Monday, August 14, 2006

I SAID, Shut Up and DRIVE!

The BBC tells us about the Hampshire Cell Phone Vigilante:

More than 20 motorists in Hampshire have fallen victim to a mystery vigilante who appears to target drivers spotted using mobile phones.

All the car owners have found their tyres have been slashed and, in many cases, a note on their windscreens.

The sinister message, made from newspaper cuttings, says the driver was seen using a phone.

Hampshire Police are investigating the incidents in Gosport, Lee-on-the-Solent and Stubbington.

One victim was Rebecca Rendle, who was left with a £170 bill, when all four of her tyres were punctured outside her Gosport home.

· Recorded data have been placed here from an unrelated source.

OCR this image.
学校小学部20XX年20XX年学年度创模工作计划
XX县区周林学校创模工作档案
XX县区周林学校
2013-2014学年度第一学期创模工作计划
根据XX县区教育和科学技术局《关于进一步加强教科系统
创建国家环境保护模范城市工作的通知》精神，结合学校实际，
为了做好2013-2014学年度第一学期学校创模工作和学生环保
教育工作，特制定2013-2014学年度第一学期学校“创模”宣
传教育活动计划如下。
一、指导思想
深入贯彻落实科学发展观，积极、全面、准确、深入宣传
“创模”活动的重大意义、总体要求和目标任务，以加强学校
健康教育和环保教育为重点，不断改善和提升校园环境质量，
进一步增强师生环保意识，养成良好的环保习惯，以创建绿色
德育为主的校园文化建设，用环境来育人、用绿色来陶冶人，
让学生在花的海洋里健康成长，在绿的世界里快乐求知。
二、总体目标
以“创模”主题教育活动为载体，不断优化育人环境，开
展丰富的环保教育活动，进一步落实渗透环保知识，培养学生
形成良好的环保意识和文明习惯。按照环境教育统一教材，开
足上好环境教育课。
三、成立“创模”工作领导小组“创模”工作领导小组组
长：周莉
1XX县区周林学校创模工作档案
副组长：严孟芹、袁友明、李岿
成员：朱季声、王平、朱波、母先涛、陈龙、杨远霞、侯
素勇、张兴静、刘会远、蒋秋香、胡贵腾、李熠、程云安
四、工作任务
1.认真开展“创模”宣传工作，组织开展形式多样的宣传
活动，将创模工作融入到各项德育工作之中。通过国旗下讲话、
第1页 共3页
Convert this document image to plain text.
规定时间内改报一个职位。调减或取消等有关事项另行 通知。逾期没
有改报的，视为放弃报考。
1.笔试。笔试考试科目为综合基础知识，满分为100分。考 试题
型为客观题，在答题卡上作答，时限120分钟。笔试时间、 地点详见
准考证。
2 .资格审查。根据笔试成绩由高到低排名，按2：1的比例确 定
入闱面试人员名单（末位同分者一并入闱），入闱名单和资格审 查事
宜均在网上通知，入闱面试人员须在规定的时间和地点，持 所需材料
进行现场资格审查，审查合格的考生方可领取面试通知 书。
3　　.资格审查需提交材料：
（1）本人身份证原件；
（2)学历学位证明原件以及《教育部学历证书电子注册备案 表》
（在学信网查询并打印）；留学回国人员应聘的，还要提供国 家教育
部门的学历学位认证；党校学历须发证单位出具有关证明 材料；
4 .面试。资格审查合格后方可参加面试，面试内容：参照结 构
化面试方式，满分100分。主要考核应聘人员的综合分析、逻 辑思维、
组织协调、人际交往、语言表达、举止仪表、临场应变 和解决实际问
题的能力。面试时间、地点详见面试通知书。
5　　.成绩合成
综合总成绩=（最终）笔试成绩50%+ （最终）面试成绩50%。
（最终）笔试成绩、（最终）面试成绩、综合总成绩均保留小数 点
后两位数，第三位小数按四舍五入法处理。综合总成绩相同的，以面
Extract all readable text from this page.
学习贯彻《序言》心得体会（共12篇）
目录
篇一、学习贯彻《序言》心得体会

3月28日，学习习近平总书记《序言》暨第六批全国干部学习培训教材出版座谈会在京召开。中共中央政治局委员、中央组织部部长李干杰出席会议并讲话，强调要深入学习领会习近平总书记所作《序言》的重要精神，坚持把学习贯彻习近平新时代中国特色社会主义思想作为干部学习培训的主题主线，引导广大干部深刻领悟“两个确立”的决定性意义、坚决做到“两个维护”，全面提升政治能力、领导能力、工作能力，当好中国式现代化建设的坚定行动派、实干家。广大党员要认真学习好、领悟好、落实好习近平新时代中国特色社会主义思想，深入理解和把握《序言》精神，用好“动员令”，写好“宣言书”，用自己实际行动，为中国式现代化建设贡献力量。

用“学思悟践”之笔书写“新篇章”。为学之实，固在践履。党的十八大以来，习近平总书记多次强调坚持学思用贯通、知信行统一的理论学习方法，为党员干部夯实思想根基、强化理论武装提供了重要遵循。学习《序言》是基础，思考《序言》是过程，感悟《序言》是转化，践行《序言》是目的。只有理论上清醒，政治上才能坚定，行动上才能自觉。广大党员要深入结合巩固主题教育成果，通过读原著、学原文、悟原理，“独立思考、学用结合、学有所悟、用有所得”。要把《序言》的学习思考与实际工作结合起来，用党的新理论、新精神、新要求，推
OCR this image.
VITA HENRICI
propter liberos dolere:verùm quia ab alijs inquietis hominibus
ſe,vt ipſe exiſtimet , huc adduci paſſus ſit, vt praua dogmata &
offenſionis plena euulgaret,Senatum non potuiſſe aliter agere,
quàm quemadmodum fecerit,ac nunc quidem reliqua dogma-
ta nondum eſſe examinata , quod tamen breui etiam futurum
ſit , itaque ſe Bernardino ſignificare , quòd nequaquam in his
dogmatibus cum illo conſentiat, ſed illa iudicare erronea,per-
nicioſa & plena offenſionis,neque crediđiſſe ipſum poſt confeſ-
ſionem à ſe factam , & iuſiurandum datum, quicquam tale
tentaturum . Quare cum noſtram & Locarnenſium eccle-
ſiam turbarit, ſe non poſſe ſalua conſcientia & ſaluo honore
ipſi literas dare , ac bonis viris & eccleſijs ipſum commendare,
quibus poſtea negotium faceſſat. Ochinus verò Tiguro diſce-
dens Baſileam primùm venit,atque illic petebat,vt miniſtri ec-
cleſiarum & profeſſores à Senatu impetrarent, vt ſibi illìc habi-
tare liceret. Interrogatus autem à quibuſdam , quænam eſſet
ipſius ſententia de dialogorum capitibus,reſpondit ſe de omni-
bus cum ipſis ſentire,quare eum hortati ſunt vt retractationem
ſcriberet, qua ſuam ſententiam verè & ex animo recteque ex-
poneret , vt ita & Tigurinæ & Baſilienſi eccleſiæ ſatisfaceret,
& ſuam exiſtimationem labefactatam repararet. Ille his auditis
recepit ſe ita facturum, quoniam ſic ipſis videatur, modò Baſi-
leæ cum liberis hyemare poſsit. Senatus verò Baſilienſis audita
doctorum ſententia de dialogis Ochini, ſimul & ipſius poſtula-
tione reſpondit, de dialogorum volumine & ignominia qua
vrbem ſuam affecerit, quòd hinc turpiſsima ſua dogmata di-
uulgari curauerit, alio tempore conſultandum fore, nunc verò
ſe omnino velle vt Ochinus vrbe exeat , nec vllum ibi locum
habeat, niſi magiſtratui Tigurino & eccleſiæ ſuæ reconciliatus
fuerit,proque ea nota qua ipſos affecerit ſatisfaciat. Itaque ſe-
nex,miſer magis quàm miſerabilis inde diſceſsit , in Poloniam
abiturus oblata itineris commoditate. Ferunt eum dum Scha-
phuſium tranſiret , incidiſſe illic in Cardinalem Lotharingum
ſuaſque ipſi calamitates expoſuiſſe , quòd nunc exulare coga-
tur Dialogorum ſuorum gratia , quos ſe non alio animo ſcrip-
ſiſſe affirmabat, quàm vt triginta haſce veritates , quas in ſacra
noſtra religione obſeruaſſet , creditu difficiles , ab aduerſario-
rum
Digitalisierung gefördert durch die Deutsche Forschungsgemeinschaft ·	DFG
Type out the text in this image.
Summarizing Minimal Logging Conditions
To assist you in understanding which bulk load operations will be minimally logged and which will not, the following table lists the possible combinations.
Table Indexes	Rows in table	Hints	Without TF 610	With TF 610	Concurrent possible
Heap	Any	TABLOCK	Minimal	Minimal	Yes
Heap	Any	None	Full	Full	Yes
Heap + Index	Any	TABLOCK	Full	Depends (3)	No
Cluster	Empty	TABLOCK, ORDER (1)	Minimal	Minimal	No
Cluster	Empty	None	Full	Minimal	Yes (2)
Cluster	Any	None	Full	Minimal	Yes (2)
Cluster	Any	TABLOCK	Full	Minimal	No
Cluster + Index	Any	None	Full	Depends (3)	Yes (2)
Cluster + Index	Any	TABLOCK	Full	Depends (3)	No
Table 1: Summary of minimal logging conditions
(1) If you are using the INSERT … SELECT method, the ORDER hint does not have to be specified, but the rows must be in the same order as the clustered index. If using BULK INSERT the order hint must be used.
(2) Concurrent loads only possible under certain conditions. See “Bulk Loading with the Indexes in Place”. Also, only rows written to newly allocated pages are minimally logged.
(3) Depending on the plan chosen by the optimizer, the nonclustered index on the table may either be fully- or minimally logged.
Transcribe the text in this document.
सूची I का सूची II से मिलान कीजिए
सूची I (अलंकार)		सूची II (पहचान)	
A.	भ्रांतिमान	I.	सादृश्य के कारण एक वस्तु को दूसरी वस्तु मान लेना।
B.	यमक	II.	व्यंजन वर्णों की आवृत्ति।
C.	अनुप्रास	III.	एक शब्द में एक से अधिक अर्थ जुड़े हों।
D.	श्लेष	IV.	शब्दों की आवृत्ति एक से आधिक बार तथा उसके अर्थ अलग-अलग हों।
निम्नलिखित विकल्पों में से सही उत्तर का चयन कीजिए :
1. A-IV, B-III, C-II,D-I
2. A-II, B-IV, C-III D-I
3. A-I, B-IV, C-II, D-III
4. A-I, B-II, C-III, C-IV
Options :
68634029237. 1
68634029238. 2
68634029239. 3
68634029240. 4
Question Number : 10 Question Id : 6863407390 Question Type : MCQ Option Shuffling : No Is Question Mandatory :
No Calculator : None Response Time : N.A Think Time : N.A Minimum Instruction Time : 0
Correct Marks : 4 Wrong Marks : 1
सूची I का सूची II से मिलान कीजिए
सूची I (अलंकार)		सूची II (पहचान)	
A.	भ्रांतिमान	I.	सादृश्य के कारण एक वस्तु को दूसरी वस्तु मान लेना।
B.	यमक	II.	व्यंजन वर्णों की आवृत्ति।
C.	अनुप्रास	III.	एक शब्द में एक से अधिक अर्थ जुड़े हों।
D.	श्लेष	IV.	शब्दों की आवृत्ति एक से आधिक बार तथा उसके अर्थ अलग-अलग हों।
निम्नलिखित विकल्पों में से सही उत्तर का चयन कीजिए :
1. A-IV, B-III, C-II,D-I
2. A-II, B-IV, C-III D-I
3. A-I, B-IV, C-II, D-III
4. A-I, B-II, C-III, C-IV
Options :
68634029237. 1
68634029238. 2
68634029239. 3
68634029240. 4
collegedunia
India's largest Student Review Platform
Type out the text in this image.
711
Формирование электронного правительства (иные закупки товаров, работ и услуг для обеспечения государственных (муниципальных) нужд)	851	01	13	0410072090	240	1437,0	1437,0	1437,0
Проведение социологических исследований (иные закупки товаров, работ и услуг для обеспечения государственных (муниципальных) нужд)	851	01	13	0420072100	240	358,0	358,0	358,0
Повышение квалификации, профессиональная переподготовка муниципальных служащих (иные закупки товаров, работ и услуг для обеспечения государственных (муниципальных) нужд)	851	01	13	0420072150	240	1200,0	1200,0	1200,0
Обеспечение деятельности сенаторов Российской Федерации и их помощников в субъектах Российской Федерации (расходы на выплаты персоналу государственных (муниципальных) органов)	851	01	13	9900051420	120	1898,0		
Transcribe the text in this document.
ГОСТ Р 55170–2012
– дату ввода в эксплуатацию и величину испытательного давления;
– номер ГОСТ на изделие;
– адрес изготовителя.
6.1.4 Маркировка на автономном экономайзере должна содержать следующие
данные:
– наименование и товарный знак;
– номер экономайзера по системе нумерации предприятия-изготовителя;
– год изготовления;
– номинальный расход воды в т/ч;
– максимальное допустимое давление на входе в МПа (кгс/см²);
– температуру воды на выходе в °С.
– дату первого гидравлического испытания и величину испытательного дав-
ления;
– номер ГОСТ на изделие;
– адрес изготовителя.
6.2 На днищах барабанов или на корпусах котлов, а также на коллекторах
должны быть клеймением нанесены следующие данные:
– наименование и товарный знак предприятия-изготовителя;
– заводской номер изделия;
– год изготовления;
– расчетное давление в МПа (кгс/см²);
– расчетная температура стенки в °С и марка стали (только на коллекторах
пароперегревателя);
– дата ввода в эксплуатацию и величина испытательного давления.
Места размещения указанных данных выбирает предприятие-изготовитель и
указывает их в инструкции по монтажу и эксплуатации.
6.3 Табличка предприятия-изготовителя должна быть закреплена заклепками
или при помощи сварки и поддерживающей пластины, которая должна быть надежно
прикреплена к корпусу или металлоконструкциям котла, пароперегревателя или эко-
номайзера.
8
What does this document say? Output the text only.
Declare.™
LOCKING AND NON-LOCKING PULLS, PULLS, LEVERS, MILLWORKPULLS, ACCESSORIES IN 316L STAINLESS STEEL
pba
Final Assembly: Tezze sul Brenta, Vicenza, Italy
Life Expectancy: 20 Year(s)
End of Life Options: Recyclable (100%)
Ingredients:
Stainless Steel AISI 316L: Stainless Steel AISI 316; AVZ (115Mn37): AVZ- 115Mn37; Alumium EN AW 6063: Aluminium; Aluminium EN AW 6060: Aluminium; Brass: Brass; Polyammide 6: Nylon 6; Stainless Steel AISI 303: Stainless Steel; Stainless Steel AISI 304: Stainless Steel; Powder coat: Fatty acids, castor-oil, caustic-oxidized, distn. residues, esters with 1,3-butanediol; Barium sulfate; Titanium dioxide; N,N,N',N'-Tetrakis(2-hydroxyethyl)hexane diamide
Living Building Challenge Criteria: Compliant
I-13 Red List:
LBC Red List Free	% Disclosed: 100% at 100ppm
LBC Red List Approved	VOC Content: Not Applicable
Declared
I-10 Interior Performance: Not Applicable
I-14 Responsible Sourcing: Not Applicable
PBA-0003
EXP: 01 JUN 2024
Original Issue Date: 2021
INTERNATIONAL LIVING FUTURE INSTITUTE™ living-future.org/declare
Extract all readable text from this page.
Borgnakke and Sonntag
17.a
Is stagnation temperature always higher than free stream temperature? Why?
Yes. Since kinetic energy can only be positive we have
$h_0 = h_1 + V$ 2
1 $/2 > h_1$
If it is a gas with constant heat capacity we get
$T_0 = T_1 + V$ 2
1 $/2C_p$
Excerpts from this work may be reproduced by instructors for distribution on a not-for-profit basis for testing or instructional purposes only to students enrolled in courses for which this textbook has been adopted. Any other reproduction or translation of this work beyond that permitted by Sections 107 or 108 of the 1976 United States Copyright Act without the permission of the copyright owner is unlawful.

"I was shocked and furious, I don't even own a mobile," she said.

"I think it must be (someone following me home) as that's the only way they would find out where you live.

"There's a loony who thinks they are doing the world a favour."

Police said they are investigating this incident and 20 similar cases that occurred in the area over the past several months.

Insp Kevin Cuffe, of Hampshire Police, said: "In most of the cases a note has been left at the scene and forensic specialists are in the process of examining these notes to gather potential evidence.

"These incidents are being taken very seriously as we appreciate that criminal damage has a very real and detrimental effect on the victims.

"Whoever is doing this may feel that he or she has some sort of justification but there is never any excuse to vandalise the property of others."

10 comments:

Stacey Cochran said...

"Whoever is doing this may feel that he or she has some sort of justification but there is never any excuse to vandalise the property of others."

In fiction, I love villains who have a solid reason for doing what they do. In fact, the more reasonable their reason, the more interesting the villain is to me.

I've had in mind a novel about a serial killer who patrols highways looking for aggressive drivers. The topic of road rage is pretty much universal in our culture, and what I had in mind was a guy who takes his road rage out by systematically (and rather coolly) hunting aggressive drivers in order to make beef stew out of them.

JD Rhoades said...

Go for it. I'd read that.

Anonymous said...

Yo Stacey

Sorry to say that the road rage serial killer novel has been done - 'OUTSIDE THE WHITE LINES' by Chris Simms

More info at www.chrissimms.info

Ali
www.shotsmag.co.uk

Stephen Blackmoore said...

Why is it that people like this get labeled vigilantes? If he were tracing calls made by meth dealers, tracking them down to their houses, killing them and their fellow gang members, then I could see this person as a vigilante.

But this. This is just... pissy.

Come on, people. You want to be a vigilante, step it up a little, would ya?

David Terrenoire said...

I'm with Stephen. Can you see Charles Bronson skulking around slashing tires?

Not a chance.

He'd shoot 'em out while the guy was still on the phone. Driving.

And Stacey, don't let that other novel stop you. It's not the idea. It's the execution.

Anonymous said...

Stacey, listen to David. David's brilliant.

Stacey Cochran said...

And Stacey, don't let that other novel stop you. It's not the idea. It's the execution.

Thanks, David. Yeah, the idea I had in mind was the story told from this female psychology professor's pov, who happens to have as her specialty road rage. I thought maybe she would be contacted by the FBI to help with the investigation.

A fish-out-of-water tale. Peaceful academic psychologist thrown into the real-world environment and mind of a homicidal psychopath.

Clarice Starling-Hannibal Lecter style. But instead of Clarice being with the FBI (which I know very little about), I would make the heroine a prof.

Stephen Blackmoore said...

That's the thing with ideas that have been done before. They really haven't. Every time it will be different. It may have similar elements, bu it's going to be a completely new story.

Change the POV from Hamlet to Laertes, or Ophelia, or the Queen or, hell, Yorick, and you've got something brand new. It hasn't all been done before. If it had, we'd all be in a different line of work.

JD Rhoades said...

Stacey: I like the fish out of water idea...where Road Rage has always been something she read stories about, never saw...then she comes to the first crime scene with bood on the highway...and there's your title right there.

Rob Gregory Browne said...

"It's not the idea. It's the execution."

Truer words were never spoken, David. Which is one of the reasons I hate pitching ideas. Take any Connelly novel and boil it down to its basic idea and you don't have much. But when Connelly writes, it's magic.

As for the tire slasher, I think HE may have the right idea -- but the execution sucks.